La storia di Valona

Gli antichi Greci chiamavano Valona “Aulon-a” (la “a” è una desinenza per analogia del femminile nei nomi delle città). L’etimologia ci riporta al significato di “valle” – da cui anche Valona, in italiano –, ma rimanda anche al termine greco “aulos”, strumento a fiato, flauto.

La città, che si ritiene fondata attorno al VI sec a.c., è menzionata da molti viaggiatori stranieri e dai cronisti come una delle città portuali principali dell’Illiria meridionale, estensione sul mare dell’Antica Amantia, che fiorì parallelamente alla crisi di Apollonia e Orik (oggi Orikum).

Il nome di Aulon risulta, tra gli altri, nei carteggi di Tolomeo del II secolo d.C, i quali concordano con le prove archeologiche che attestano la presenza di una grande fortezza cittadina e un vasto porto (a Capo Treporti). Quando i commerci lungo il Vjosa iniziarono a prendere direzione nord, Orikum perse progressivamente di importanza, a favore del porto di Aulon, che divenne un vero e proprio polo commerciale.

Tra il V e il VI secolo d.C. Valona divenne vescovado; ebbe poi uno sviluppo consistente durante i secoli X e XII; al X secolo risale anche il famoso “Codice di Valona”, che insieme a quelli di Berat, è tra gli unici e più antichi documenti scritti del primo millennio trovati in Albania.

Menzionata costantemente per tutto il Medioevo, la città di Valona era famosa come porto marittimo per il traffico di olive e olio, sale e legname, che da qui venivano esportati non solo in area balcanica ma anche verso molti Paesi d’Europa. L’economia interna, invece, si basava su un fiorente artigianato, sull’allevamento e sull’agricoltura, specialmente di alberi da frutto.

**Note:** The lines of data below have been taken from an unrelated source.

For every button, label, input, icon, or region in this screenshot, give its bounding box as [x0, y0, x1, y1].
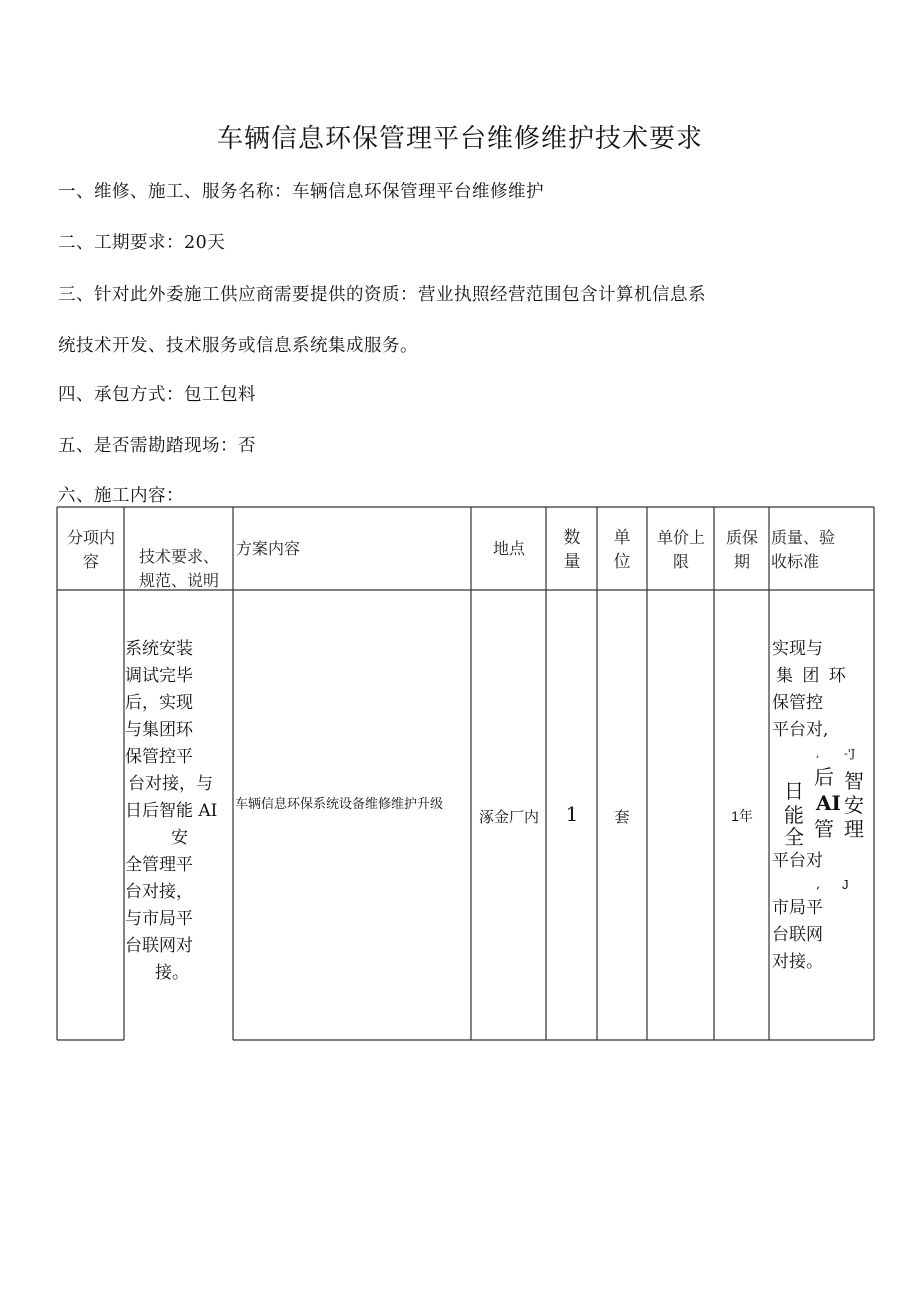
req-line: 台对接，	[125, 882, 193, 902]
std-glyph: 安	[844, 793, 864, 817]
header-standard-line2: 收标准	[771, 552, 820, 571]
item-duration: 二、工期要求：20天	[58, 233, 226, 253]
req-line: 台联网对	[125, 936, 193, 956]
std-glyph: 日	[784, 779, 804, 803]
cell-acceptance-standard	[772, 636, 872, 976]
std-glyph: 智	[844, 769, 864, 793]
std-line: 实现与	[772, 639, 823, 659]
item-contract-mode: 四、承包方式：包工包料	[58, 385, 256, 405]
req-line: 调试完毕	[125, 666, 193, 686]
std-glyph: 理	[844, 817, 864, 841]
std-glyph: 管	[814, 817, 834, 841]
std-mark: ,	[816, 877, 821, 892]
req-line: 接。	[155, 963, 189, 983]
req-line: 后，实现	[125, 693, 193, 713]
header-item-line2: 容	[82, 552, 99, 571]
header-item-line1: 分项内	[66, 528, 115, 547]
header-quantity-line1: 数	[563, 528, 581, 548]
header-warranty-line2: 期	[733, 552, 750, 571]
header-quantity-line2: 量	[563, 552, 581, 572]
header-item	[58, 526, 124, 574]
std-glyph: AI	[816, 791, 841, 815]
std-line: 平台对,	[772, 720, 829, 740]
header-unit	[597, 526, 647, 574]
std-mark: ,	[816, 747, 820, 760]
std-line: 保管控	[772, 693, 823, 713]
std-line: 集 团 环	[776, 666, 848, 686]
cell-unit: 套	[614, 808, 630, 826]
cell-warranty: 1年	[731, 808, 753, 824]
header-plan: 方案内容	[236, 539, 301, 558]
header-acceptance-standard	[771, 526, 871, 574]
std-marks-1	[772, 744, 872, 764]
cell-requirements	[125, 636, 232, 987]
cell-plan: 车辆信息环保系统设备维修维护升级	[235, 797, 444, 812]
document-title: 车辆信息环保管理平台维修维护技术要求	[216, 124, 703, 154]
req-line: 台对接，与	[128, 774, 213, 794]
req-line: 与集团环	[125, 720, 193, 740]
header-warranty	[715, 526, 769, 574]
std-mark: J	[842, 877, 849, 892]
req-line: 系统安装	[125, 639, 193, 659]
std-glyph: 能	[784, 803, 804, 827]
std-glyph: 后	[814, 765, 834, 789]
std-line: 台联网	[772, 925, 823, 945]
req-line: 与市局平	[125, 909, 193, 929]
item-site-survey: 五、是否需勘踏现场：否	[58, 436, 256, 456]
item-qualification: 三、针对此外委施工供应商需要提供的资质：营业执照经营范围包含计算机信息系	[58, 285, 706, 305]
std-line: 平台对	[772, 851, 823, 871]
std-mark: -'J	[844, 747, 856, 760]
header-requirements-line1: 技术要求、	[138, 547, 219, 566]
header-price-cap	[648, 526, 714, 574]
cell-quantity: 1	[565, 802, 579, 826]
item-construction-content: 六、施工内容：	[58, 486, 184, 506]
header-requirements	[125, 545, 233, 593]
cell-location: 涿金厂内	[478, 808, 539, 826]
header-price-line2: 限	[672, 552, 689, 571]
header-requirements-line2: 规范、说明	[138, 571, 219, 590]
header-warranty-line1: 质保	[725, 528, 758, 547]
item-service-name: 一、维修、施工、服务名称：车辆信息环保管理平台维修维护	[58, 182, 544, 202]
std-vertical-block	[772, 764, 872, 849]
std-marks-2	[772, 875, 872, 895]
req-line: 安	[171, 828, 188, 848]
item-qualification-cont: 统技术开发、技术服务或信息系统集成服务。	[58, 336, 418, 356]
header-standard-line1: 质量、验	[771, 528, 836, 547]
header-quantity	[547, 526, 597, 574]
header-location: 地点	[492, 539, 525, 558]
req-line: 保管控平	[125, 747, 193, 767]
std-line: 市局平	[772, 898, 823, 918]
std-glyph: 全	[784, 825, 804, 849]
req-line: 日后智能 AI	[125, 801, 218, 821]
header-unit-line1: 单	[613, 528, 631, 548]
std-line: 对接。	[772, 952, 823, 972]
header-price-line1: 单价上	[656, 528, 705, 547]
header-unit-line2: 位	[613, 552, 631, 572]
req-line: 全管理平	[125, 855, 193, 875]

Nel medioevo, fino alla presa della Città nel XV secolo da parte degli ottomani, il centro amministrativo della città si trasferì nel Castello di Kanina a soli 5 km dal centro cittadino, zona protetta e dalla cui altezza si gode di un’ampia vista sul territorio circostante e sul mare, fino alle coste italiane. Durante il primo periodo ottomano, nella nuova divisione amministrativa, la città mantenne la sua importanza e divenne sede dell’omonimo Sangiak in alternanza a Berat, a seconda della provenienza e della residenza del bey (il signore feudatario). La costruzione di un’importante moschea è segno di un periodo di crescita commerciale che renderà la città tra le più fiorenti.

Agli inizi dell’epoca moderna, troviamo il suo massimo splendore quale città di commerci e porto militare dell’Impero. Il divenire di gran lunga la città più importante dell’Albania richiama una consistente emigrazione di ebrei che, cacciati dalle zone cristiane dell’Europa occidentale e meridionale ­– quelli iberici di fine ‘400, gli ebrei di Ancona a metà ‘500 espulsi da Papa Paolo IV ­­– troveranno rifugio a Valona.

La presenza ebraica in città è documentata negli archivi ottomani e in quelli di Venezia fra i commercianti ebrei di Valona. I recenti studi mostrano come nella città tra il XVI-XVII secolo si assistette a un caso unico nella storia d’Europa: ebrei che si convertivano all’islam, seguendo il comportamento generale della popolazione albanese. Questo a dimostrazione della poca pressione religiosa in città, che ancora oggi rimane in assoluto la più laica dell’Albania.

Durante il regime comunista, nelle statistiche sui matrimoni tra persone di religioni diverse, la città era di gran lunga in cima alle classifiche, portando avanti la tendenza tipica di una eredità pagana della cultura albanese, che sfocia in quella indifferenza nei confronti dei monoteismi.

Nel tempo, con il declino della potenza ottomana, le zone della costa, anziché continuare ad essere avanguardia e vetrina del progresso, diventano zone di frontiera militare e di periferia e, così, tanto Valona quanto l’Albania in generale verranno dimenticate dal Divan.